All throughout Wednesday yesterday, many faithful of the Philippine Catholic Church in Metro Manila were enthralled by an annual religious procession that never fails to draw a crowd. This is the commemoration of the Traslacion of the Black Nazarene, an image of Jesus Christ carrying his cross that came to Manila from Mexico during the Spanish era. Many devotees of the Nazarene – whom the Archbishop of Manila defended as not being fanatics – thronged the icon’s journey back to Quiapo Church, praying for healing, help, or thanksgiving. The Traslacion, notorious for lasting almost a day on average, managed to shave off some travel time this year.
CNN Philippines reports that the procession of the Black Nazarene from the Quirino Grandstand in Intramuros (approximate site of its original shrine) to Quiapo Church ended one hour shorter than the previous years’ average running time of around 22 hours. Having begun its journey back to Quiapo at past 5 AM on Janaury 9, the Nazarene got back to its home at 2:25 AM the following day, Thursday January 10 or just over 21 hours. It was revealed by Metro Manila Chief of Police Guillermo Eleazar that this faster procession time was accomplished by altering the traditional procession route again.

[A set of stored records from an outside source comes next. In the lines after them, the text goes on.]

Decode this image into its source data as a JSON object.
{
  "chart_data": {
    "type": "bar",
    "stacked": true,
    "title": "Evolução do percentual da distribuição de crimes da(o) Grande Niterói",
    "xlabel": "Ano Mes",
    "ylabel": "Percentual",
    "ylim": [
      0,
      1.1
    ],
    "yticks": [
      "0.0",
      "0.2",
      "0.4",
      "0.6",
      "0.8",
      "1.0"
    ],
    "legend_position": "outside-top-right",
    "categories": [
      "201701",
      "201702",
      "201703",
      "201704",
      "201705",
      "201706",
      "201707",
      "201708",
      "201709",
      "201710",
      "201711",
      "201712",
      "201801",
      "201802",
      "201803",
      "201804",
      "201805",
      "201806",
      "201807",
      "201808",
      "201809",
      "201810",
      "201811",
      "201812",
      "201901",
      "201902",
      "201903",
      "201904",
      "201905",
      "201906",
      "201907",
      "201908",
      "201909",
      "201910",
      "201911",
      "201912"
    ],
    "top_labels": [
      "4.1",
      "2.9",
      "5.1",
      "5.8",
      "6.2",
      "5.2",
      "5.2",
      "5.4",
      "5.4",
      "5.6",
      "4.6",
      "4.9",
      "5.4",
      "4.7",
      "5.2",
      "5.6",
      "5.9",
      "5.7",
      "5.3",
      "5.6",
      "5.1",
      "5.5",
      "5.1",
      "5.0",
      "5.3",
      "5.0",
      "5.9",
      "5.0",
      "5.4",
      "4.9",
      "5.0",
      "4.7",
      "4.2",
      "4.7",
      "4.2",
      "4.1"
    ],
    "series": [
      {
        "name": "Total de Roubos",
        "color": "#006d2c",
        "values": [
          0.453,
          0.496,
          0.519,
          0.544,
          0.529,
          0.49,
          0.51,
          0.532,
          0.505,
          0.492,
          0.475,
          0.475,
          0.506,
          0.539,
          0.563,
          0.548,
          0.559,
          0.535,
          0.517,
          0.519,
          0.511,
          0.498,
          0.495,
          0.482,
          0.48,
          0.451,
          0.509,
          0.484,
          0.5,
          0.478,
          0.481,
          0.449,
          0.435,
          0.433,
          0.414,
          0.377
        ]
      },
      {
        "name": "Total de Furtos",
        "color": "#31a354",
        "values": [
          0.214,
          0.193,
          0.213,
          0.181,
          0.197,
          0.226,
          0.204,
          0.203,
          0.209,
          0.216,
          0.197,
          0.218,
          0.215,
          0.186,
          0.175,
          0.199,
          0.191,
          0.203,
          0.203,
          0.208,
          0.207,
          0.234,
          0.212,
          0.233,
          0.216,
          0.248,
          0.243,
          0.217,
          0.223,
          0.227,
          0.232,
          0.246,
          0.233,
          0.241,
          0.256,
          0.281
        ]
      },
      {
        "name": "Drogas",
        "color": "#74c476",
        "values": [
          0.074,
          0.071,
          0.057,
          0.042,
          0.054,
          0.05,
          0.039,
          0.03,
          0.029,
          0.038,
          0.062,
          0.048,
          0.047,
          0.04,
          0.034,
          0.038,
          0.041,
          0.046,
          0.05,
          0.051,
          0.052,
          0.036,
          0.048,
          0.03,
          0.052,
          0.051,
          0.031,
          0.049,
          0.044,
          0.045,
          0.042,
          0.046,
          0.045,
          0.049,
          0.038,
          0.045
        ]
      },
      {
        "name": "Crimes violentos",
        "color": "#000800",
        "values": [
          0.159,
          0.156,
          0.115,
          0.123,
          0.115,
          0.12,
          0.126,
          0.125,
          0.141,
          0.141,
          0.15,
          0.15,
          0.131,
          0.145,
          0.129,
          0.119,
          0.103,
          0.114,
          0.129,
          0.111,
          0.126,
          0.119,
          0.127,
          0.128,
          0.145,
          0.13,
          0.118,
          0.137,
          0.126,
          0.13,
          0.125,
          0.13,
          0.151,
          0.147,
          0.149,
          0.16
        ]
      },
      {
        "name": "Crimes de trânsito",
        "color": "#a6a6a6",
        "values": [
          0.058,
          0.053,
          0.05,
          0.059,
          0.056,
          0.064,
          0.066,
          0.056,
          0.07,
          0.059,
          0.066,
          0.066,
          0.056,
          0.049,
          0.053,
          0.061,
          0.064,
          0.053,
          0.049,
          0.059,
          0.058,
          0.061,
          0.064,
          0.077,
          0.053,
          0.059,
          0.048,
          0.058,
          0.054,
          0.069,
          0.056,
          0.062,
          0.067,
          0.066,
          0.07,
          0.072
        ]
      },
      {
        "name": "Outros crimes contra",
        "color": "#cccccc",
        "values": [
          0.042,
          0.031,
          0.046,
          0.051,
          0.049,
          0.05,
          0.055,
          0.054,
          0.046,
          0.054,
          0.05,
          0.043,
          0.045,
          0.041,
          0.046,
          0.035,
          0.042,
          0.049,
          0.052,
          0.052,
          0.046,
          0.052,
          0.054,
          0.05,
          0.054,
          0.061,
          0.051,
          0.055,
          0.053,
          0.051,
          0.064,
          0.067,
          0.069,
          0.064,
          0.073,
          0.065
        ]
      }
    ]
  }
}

Two streets in Manila that would normally be passed by the Black Nazarene were left out of the Traslacion route. Another factor for a shorter running time was a decision to have “stations” along the route where the image on its carosa would briefly stop for devotees to touch or have white towels rubbed on it. By not forcing the Nazarene to be in constant motion, causing devotees to move with it and thus slow it down, the procession actually managed to keep a timetable.
Even with these improvements, no Traslacion of the Nazarene would ever be without some problem or two. Already expected are the devotees who get hurt from the physical crush and the mental and emotional pressure of following the procession. The Philippine Red Cross reported that they provided medical assistance to some 1,613 devotees during the procession, out of the 2.5 million who actively participated. As the route of the Traslacion also ran alongside the Pasig River at times, the Pasig River Rehabilitation Commission (PRRC) had to raise the alarm when devotees were caught disposing their garbage in the usual pollutant fashion. The commission had to admonish devotees of the Nazarene to “Clean as You Go”.
The belief in the Black Nazarene having miraculous powers of healing is reinforced by an apostolic blessing on it by Pope Pius VII in 1880. This grants those who pray to the image plenary indulgence, that is the removal of temporal punishment for one’s sins.